The channel launched on 15 September 1999 as a free-to-air channel on the ONdigital platform using S4C's gifted capacity on multiplex A, and later Sky and NTL. It formed part of the Freeview service and cable throughout Wales, but was available throughout the United Kingdom on Freesat and Sky.

The channel initially broadcast all proceedings from the National Assembly for Wales, live and uninterrupted. As the Assembly is bilingual, with members allowed to speak in either English or Welsh, the service carried two audio feeds on Freeview and satellite; an untranslated feed that broadcast proceedings in their original language (be it English or Welsh) and an English feed where any Welsh speech was voiced-over live into English. The channel was described by S4C as a 'unique partnership' between themselves as the broadcaster and BBC Cymru Wales as the service provider. As such, the costs of producing the Assembly output were funded by BBC Wales, while the costs of distribution were met by S4C. S4C did not receive additional funding from the government to cover the costs of running the service, and couldn't divert public money intended to fund content for its main channel, as S4C2 was neither classed as a public service channel, nor was there any obligation for S4C to run such a service. As such, S4C's costs for the channel was funded from commercial revenues and the channel itself was operated through a commercial subsidiary of S4C, S4C2 Ltd., who held the broadcast licence.

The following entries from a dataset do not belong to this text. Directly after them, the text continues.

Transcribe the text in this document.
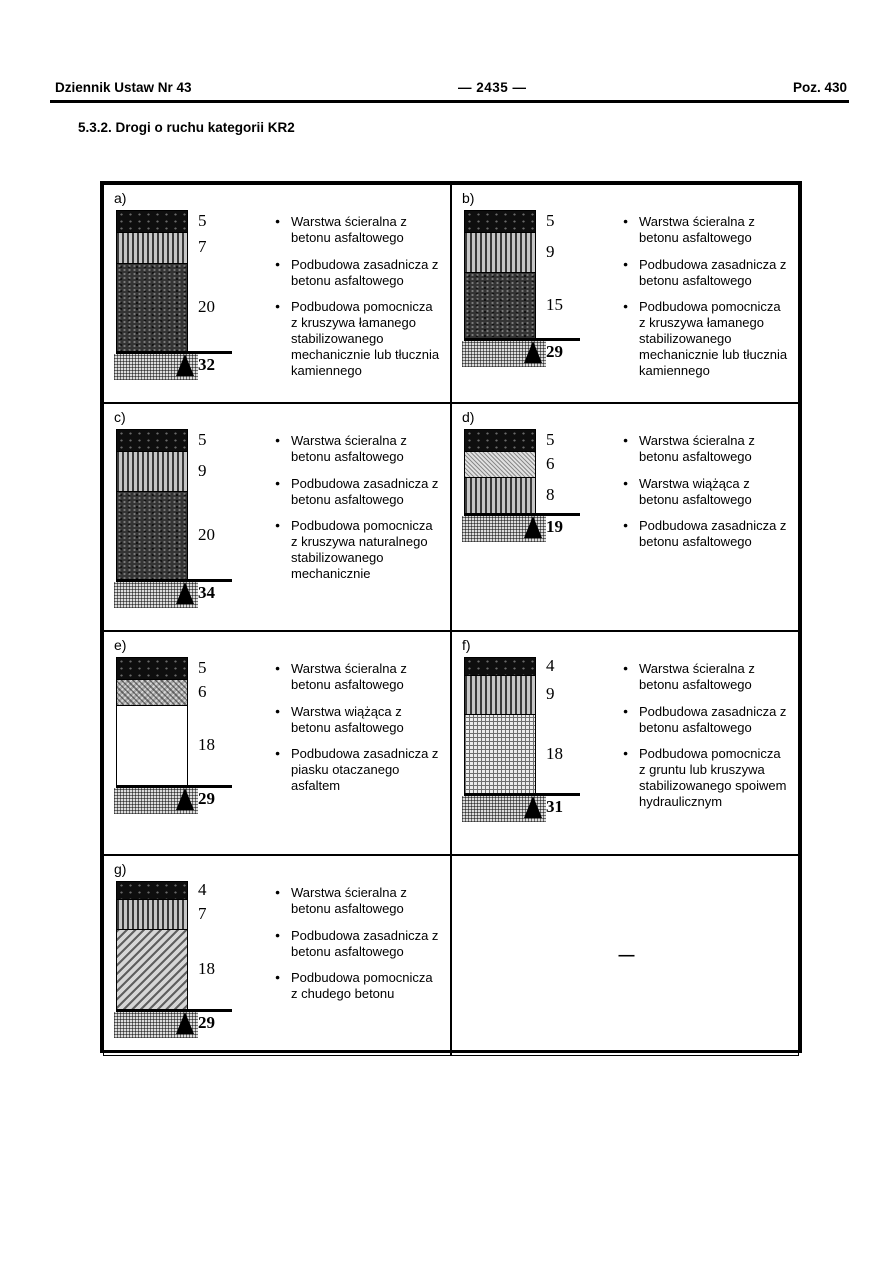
Dziennik Ustaw Nr 43	— 2435 —	Poz. 430
5.3.2. Drogi o ruchu kategorii KR2
a)
5
7
20
32
● Warstwa ścieralna z betonu asfaltowego
● Podbudowa zasadnicza z betonu asfaltowego
● Podbudowa pomocnicza z kruszywa łamanego stabilizowanego mechanicznie lub tłucznia kamiennego
b)
5
9
15
29
● Warstwa ścieralna z betonu asfaltowego
● Podbudowa zasadnicza z betonu asfaltowego
● Podbudowa pomocnicza z kruszywa łamanego stabilizowanego mechanicznie lub tłucznia kamiennego
c)
5
9
20
34
● Warstwa ścieralna z betonu asfaltowego
● Podbudowa zasadnicza z betonu asfaltowego
● Podbudowa pomocnicza z kruszywa naturalnego stabilizowanego mechanicznie
d)
5
6
8
19
● Warstwa ścieralna z betonu asfaltowego
● Warstwa wiążąca z betonu asfaltowego
● Podbudowa zasadnicza z betonu asfaltowego
e)
5
6
18
29
● Warstwa ścieralna z betonu asfaltowego
● Warstwa wiążąca z betonu asfaltowego
● Podbudowa zasadnicza z piasku otaczanego asfaltem
f)
4
9
18
31
● Warstwa ścieralna z betonu asfaltowego
● Podbudowa zasadnicza z betonu asfaltowego
● Podbudowa pomocnicza z gruntu lub kruszywa stabilizowanego spoiwem hydraulicznym
g)
4
7
18
29
● Warstwa ścieralna z betonu asfaltowego
● Podbudowa zasadnicza z betonu asfaltowego
● Podbudowa pomocnicza z chudego betonu
—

S4C2 was also used for interactive programming and alternate programming that couldn't be aired on the main S4C channel, such as uninterrupted coverage of competitions from the National Eisteddfod of Wales, the Urdd National Eisteddfod, the Royal Welsh Show and Goreuon Can i Gymru's sing-along feature (Best of Song for Wales, a yearly Welsh music competition).

On 18 January 2007, as part of a rebrand of S4C's services, S4C2's logo was changed, with the channel now identified as S4C Dau/S4C Two.

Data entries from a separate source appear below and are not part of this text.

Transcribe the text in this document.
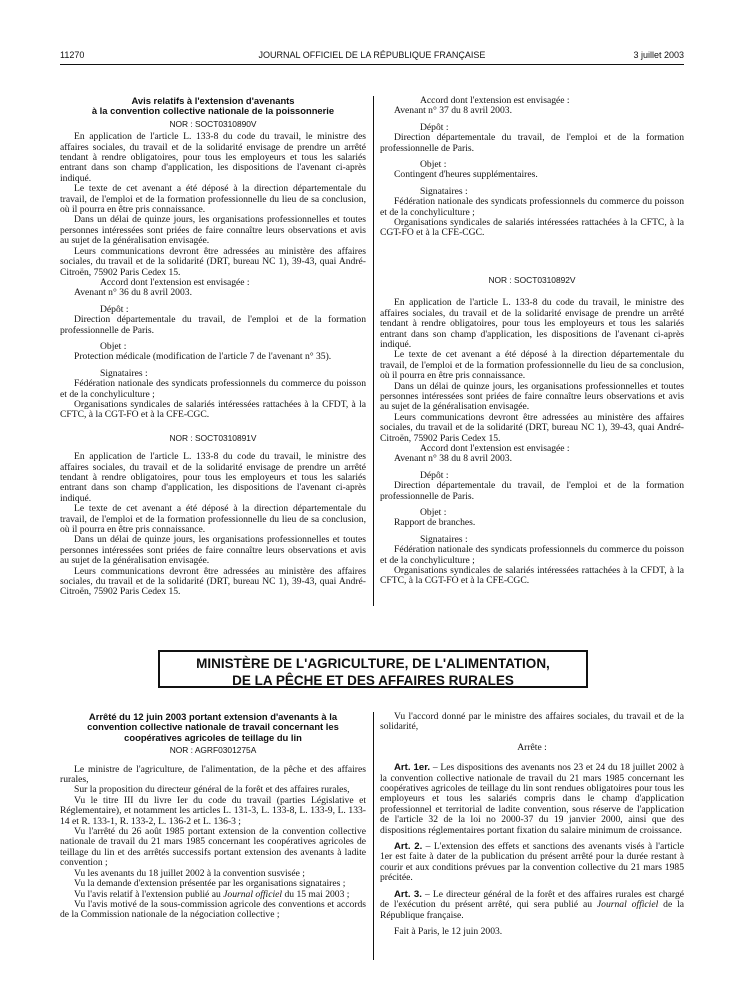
11270	JOURNAL OFFICIEL DE LA RÉPUBLIQUE FRANÇAISE	3 juillet 2003
Avis relatifs à l'extension d'avenants
à la convention collective nationale de la poissonnerie
NOR : SOCT0310890V

En application de l'article L. 133-8 du code du travail, le ministre des affaires sociales, du travail et de la solidarité envisage de prendre un arrêté tendant à rendre obligatoires, pour tous les employeurs et tous les salariés entrant dans son champ d'application, les dispositions de l'avenant ci-après indiqué.

Le texte de cet avenant a été déposé à la direction départementale du travail, de l'emploi et de la formation professionnelle du lieu de sa conclusion, où il pourra en être pris connaissance.

Dans un délai de quinze jours, les organisations professionnelles et toutes personnes intéressées sont priées de faire connaître leurs observations et avis au sujet de la généralisation envisagée.

Leurs communications devront être adressées au ministère des affaires sociales, du travail et de la solidarité (DRT, bureau NC 1), 39-43, quai André-Citroën, 75902 Paris Cedex 15.

Accord dont l'extension est envisagée :

Avenant n° 36 du 8 avril 2003.

Dépôt :

Direction départementale du travail, de l'emploi et de la formation professionnelle de Paris.

Objet :

Protection médicale (modification de l'article 7 de l'avenant n° 35).

Signataires :

Fédération nationale des syndicats professionnels du commerce du poisson et de la conchyliculture ;

Organisations syndicales de salariés intéressées rattachées à la CFDT, à la CFTC, à la CGT-FO et à la CFE-CGC.

NOR : SOCT0310891V

En application de l'article L. 133-8 du code du travail, le ministre des affaires sociales, du travail et de la solidarité envisage de prendre un arrêté tendant à rendre obligatoires, pour tous les employeurs et tous les salariés entrant dans son champ d'application, les dispositions de l'avenant ci-après indiqué.

Le texte de cet avenant a été déposé à la direction départementale du travail, de l'emploi et de la formation professionnelle du lieu de sa conclusion, où il pourra en être pris connaissance.

Dans un délai de quinze jours, les organisations professionnelles et toutes personnes intéressées sont priées de faire connaître leurs observations et avis au sujet de la généralisation envisagée.

Leurs communications devront être adressées au ministère des affaires sociales, du travail et de la solidarité (DRT, bureau NC 1), 39-43, quai André-Citroën, 75902 Paris Cedex 15.

Accord dont l'extension est envisagée :

Avenant n° 37 du 8 avril 2003.

Dépôt :

Direction départementale du travail, de l'emploi et de la formation professionnelle de Paris.

Objet :

Contingent d'heures supplémentaires.

Signataires :

Fédération nationale des syndicats professionnels du commerce du poisson et de la conchyliculture ;

Organisations syndicales de salariés intéressées rattachées à la CFTC, à la CGT-FO et à la CFE-CGC.

NOR : SOCT0310892V

En application de l'article L. 133-8 du code du travail, le ministre des affaires sociales, du travail et de la solidarité envisage de prendre un arrêté tendant à rendre obligatoires, pour tous les employeurs et tous les salariés entrant dans son champ d'application, les dispositions de l'avenant ci-après indiqué.

Le texte de cet avenant a été déposé à la direction départementale du travail, de l'emploi et de la formation professionnelle du lieu de sa conclusion, où il pourra en être pris connaissance.

Dans un délai de quinze jours, les organisations professionnelles et toutes personnes intéressées sont priées de faire connaître leurs observations et avis au sujet de la généralisation envisagée.

Leurs communications devront être adressées au ministère des affaires sociales, du travail et de la solidarité (DRT, bureau NC 1), 39-43, quai André-Citroën, 75902 Paris Cedex 15.

Accord dont l'extension est envisagée :

Avenant n° 38 du 8 avril 2003.

Dépôt :

Direction départementale du travail, de l'emploi et de la formation professionnelle de Paris.

Objet :

Rapport de branches.

Signataires :

Fédération nationale des syndicats professionnels du commerce du poisson et de la conchyliculture ;

Organisations syndicales de salariés intéressées rattachées à la CFDT, à la CFTC, à la CGT-FO et à la CFE-CGC.

MINISTÈRE DE L'AGRICULTURE, DE L'ALIMENTATION,
DE LA PÊCHE ET DES AFFAIRES RURALES
Arrêté du 12 juin 2003 portant extension d'avenants à la
convention collective nationale de travail concernant les
coopératives agricoles de teillage du lin
NOR : AGRF0301275A

Le ministre de l'agriculture, de l'alimentation, de la pêche et des affaires rurales,

Sur la proposition du directeur général de la forêt et des affaires rurales,

Vu le titre III du livre Ier du code du travail (parties Législative et Réglementaire), et notamment les articles L. 131-3, L. 133-8, L. 133-9, L. 133-14 et R. 133-1, R. 133-2, L. 136-2 et L. 136-3 ;

Vu l'arrêté du 26 août 1985 portant extension de la convention collective nationale de travail du 21 mars 1985 concernant les coopératives agricoles de teillage du lin et des arrêtés successifs portant extension des avenants à ladite convention ;

Vu les avenants du 18 juillet 2002 à la convention susvisée ;

Vu la demande d'extension présentée par les organisations signataires ;

Vu l'avis relatif à l'extension publié au Journal officiel du 15 mai 2003 ;

Vu l'avis motivé de la sous-commission agricole des conventions et accords de la Commission nationale de la négociation collective ;

Vu l'accord donné par le ministre des affaires sociales, du travail et de la solidarité,

Arrête :

Art. 1er. – Les dispositions des avenants nos 23 et 24 du 18 juillet 2002 à la convention collective nationale de travail du 21 mars 1985 concernant les coopératives agricoles de teillage du lin sont rendues obligatoires pour tous les employeurs et tous les salariés compris dans le champ d'application professionnel et territorial de ladite convention, sous réserve de l'application de l'article 32 de la loi no 2000-37 du 19 janvier 2000, ainsi que des dispositions réglementaires portant fixation du salaire minimum de croissance.

Art. 2. – L'extension des effets et sanctions des avenants visés à l'article 1er est faite à dater de la publication du présent arrêté pour la durée restant à courir et aux conditions prévues par la convention collective du 21 mars 1985 précitée.

Art. 3. – Le directeur général de la forêt et des affaires rurales est chargé de l'exécution du présent arrêté, qui sera publié au Journal officiel de la République française.

Fait à Paris, le 12 juin 2003.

===Removal of Assembly coverage===
As part a consultation into provision of a new children's service in 2007, S4C identified that there was a large amount of capacity being unused by the S4C2 service when the Assembly was not in session. They suggested two proposals they considered viable, one of which would see the children's service operate in the downtime around the Assembly coverage, while the other would see the Assembly coverage removed altogether and S4C2 changed into a full-time children's channel.

From January 2010, coverage of the National Assembly for Wales proceedings ceased on the channel. This programming was produced by the BBC and was made available online via the Democracy Live section of the BBC's website.

In March 2010, the broadcaster announced it would resume broadcasts of the Assembly's full sessions and some committees in a new thrice-weekly overnight programme entitled Y Dydd yn Y Cynulliad (The Day in the Assembly) on its main S4C service from Tuesday 20 April 2010.

===Closure===
On 16 September 2010, S4C2 was removed from Sky channel 507. It was also removed from Virgin Media channel 168 during October and Freeview channel 86 on 30 November 2010, in both cases the channel was only available in Wales. The channel finally ceased broadcasting on 6 December 2010, when it was removed from Freesat. S4C confirmed the channel's closure in January 2011, where they said its live coverage from the National Eisteddfod and Royal Welsh show would be more heavily featured on the main S4C channel, whilst recorded coverage of the Assembly would continue to be broadcast on the main channel in its late night slot. S4C cited budget cuts from the Department for Culture, Media and Sport (DCMS) as the reason for closing the service. As part of the UK Government spending review announced in October 2010, S4C's budget was to be cut by 25% by 2015.